Le coincidenze

Le coincidenze
Alfonso lavora in un cantiere e vive nella periferia di Napoli con il figlio Giacomo e la giovane moglie: a ribaltare la sua tranquillità un terribile incidente che lo costringerà per sempre sulla sedia a rotelle. Perso nei bui vicoli della depressione, riesce a riemergere grazie alla scoperta di una passione per la fotografia: la moglie, invece, si chiede ogni giorno perché la vita le abbia sbattuto la porta in faccia mentre Giacomo trova una sorta di pace interiore in una grande fede, la stessa che lo porta in seminario, prima e, in seguito, come parroco, a dedicarsi ai giovani delle periferie, coinvolgendoli e permettendo la loro socializzazione improvvisando tornei di basket… Locate Varesino-Milano Bovisa, tutti i giorni: la grigia e monotona routine del pendolare è la normalità di Elio Girolamo, commercialista per una ditta di palle da tennis. Ironia beffarda del destino, visto che la figlia Martina è morta proprio mentre giocava una partita, portata via da un problema cardiaco che nessuno conosceva... Gaetano Pacifico è il figlio ciccione di Augusto Pacifico, inventore della prelibata crema che fa impazzire tutta Napoli: il bambino ha il ruolo fondamentale di assaggiatore, come ben dimostra la sua mole, nonostante la quale decide di diventare ciclista, facendo penare i suoi genitori, ossessionati dal volerlo accontentare nonostante l’evidenza della realtà…

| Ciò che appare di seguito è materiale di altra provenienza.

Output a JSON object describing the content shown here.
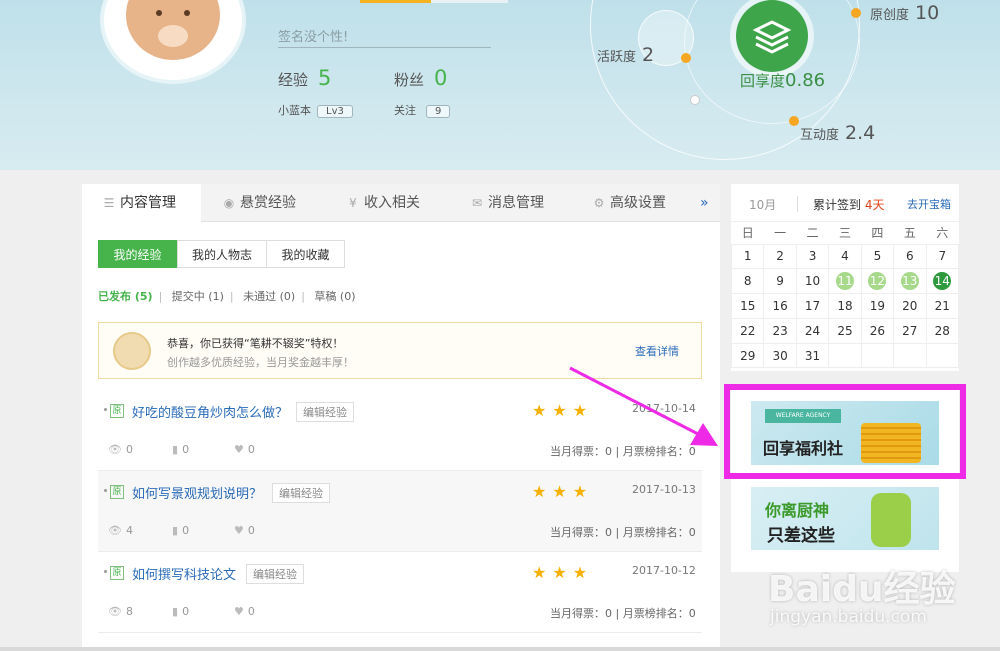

Queste sono solo alcune delle storie che si intrecciano nel romanzo: Le coincidenze è infatti costruito da episodi e personaggi che si sovrappongono, si incontrano o si scontrano, si ritrovano e si perdono. Tutti uniti da un unico interessante filo conduttore: lo sport. Ivan Polidoro mette nella sua opera prima tutta la sua esperienza di attore e regista, realizzando un romanzo-sceneggiatura, con descrizioni talmente vivide e dettagliate da far sentire il lettore sulla poltroncina di un cinema, intento a guardare una commedia italiana degli anni ’60. Al centro di tutte le storie, la periferia: seppur di tre città diverse, permane quel senso di marginalità tipico delle zone urbane un po’ abbandonate, contrastato dal tentativo di trovare forme di aggregazione o modi di uscire dalla monotonia. Cifra caratteristica del romanzo è una straordinaria ironia che si materializza anche di fronte alle tragedie, reinterpretandole e facendone percepire la paradossalità. Per chi trovasse la lettura difficoltosa o si perdesse nei meandri di questo andirivieni di storie ecco pronto un utile vademecum finale, La bibbia delle coincidenze, in cui, come in ogni sceneggiatura che si rispetti, vengono presentati tutti i personaggi con accanto un breve commento, in questo caso, in linea con la narrazione, spassosissimo e originale.